Maybe I am a bitch, she deliberates. Maybe he cares, deeply.
He lights up, drags hard, then leans towards Kate and takes her hand. She feels life drain out of it. Her hand becomes a limp object in his grip. She remembers his caress. And she is in need of being held.
What have we done, Kate?
We? She is taken aback. Leonard’s soft eyes are upon her, pleading: You are the love of my life.
The table is in the way. Thank god she put the table between them, the pull is so strong. Like a black hole invitation to merge, to let this all go, the hard life alone. Leonard reaches into his bag with his other hand, not letting her go. Pulls out a white envelope. Places it with emphasis on the table in front of her.
The real reason I came, he begins – Kate’s whole body is on alert – was to tell you that I have booked you a ticket on the three forty-five plane tomorrow. Come to London with me, Kate. Jess could do with both her parents. We must stand together through this.
A twist of relief and grief tightens in her.
Leonard touches her cheek, tenderly. I have booked us into a B&B near the hospital. Separate rooms.
A yearning ignited by his fingers touching her face connects to her sex, which is flowering open against the hardness of the chair. The table edge digs its restraint into her belly, reminding her.
I can’t leave at the moment. Maybe next week.
She withdraws her hand.
Leonard stands, comes round to her side of the table, takes her hands and pulls her up out of her chair. She acquiesces, but there is something wrong with her leg bones, or her knees. Something is again attacking the mechanism by which she holds herself upright in the world. Leonard gathers her up and holds her against his chest.
We’ll pay Gert extra, he’ll keep things going. And Nosisi and that boy who looks after your Dad. Your daughter needs you. His voice cracks. I need you.
He strokes Kate’s hair like a lover would. She is filled with an urge to take him into her mouth and suck, to suck and suck. So hungry. Starving amidst plenty.
And pulls away, with huge effort, shaken, shaking. Trying to recover herself in her own skin. I must see to something, Kate mutters. And turns. Away.

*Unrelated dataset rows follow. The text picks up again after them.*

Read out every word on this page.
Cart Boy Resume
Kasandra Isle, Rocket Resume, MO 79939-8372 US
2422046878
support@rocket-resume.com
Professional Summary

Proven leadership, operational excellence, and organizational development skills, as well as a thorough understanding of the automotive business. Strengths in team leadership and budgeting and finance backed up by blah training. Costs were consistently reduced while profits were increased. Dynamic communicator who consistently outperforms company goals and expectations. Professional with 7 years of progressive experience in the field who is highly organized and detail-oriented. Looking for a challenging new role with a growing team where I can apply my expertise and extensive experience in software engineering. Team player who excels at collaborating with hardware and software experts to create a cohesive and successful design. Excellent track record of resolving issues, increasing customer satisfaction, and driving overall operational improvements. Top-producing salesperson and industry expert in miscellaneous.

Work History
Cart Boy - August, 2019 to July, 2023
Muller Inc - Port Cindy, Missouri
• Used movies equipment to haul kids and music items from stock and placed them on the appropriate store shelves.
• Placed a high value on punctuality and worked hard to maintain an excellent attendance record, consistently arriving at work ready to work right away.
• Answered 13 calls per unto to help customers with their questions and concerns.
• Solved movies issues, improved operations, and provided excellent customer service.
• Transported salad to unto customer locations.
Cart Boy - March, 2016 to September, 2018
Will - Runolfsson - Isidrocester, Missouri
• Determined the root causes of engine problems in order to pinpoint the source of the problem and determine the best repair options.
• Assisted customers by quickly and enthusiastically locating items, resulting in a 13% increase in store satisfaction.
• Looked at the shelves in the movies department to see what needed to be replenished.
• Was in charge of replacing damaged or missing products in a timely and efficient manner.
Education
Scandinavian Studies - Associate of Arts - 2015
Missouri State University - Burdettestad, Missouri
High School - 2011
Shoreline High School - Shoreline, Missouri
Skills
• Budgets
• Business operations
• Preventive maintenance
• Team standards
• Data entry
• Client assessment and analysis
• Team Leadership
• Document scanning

She finds herself in the kitchen, her body aching. It is so hard to know what is going on, she broods, stumbling around in her mind. Looking around the room. Searching. She is here for a reason but cannot remember.
Reaches for the coffee urn. Perhaps there is a way, she fumbles. Poor man. It must be terrible to be caught in a sexual compulsion. Driving the one person you love away …
Perhaps he has changed, she considers. She does believe in change. Perhaps this tragedy is the very thing that could bring them together.
She could go over with him. Jess would welcome them both with relief. If Kate forgives Leonard, her daughter will forgive her. The twins will be healed and all will be well. Kate can cancel the second room at the B&B and receive this man, make him her husband again, take him to her so that they can all be consoled. He would repent in her arms, weeping, forsake all other women, and she would forgive him all his transgressions. They would be delivered, and the mandala of the family restored. The circle of life revived, revitalised.
At what cost a plane ticket?
Through the window, Kate sees his car. There is someone sitting in Leonard’s car. There is someone in Leonard’s car, in the passenger seat, waiting. A woman. She can see a woman sitting and waiting in Leonard’s car. She cannot believe what she is seeing.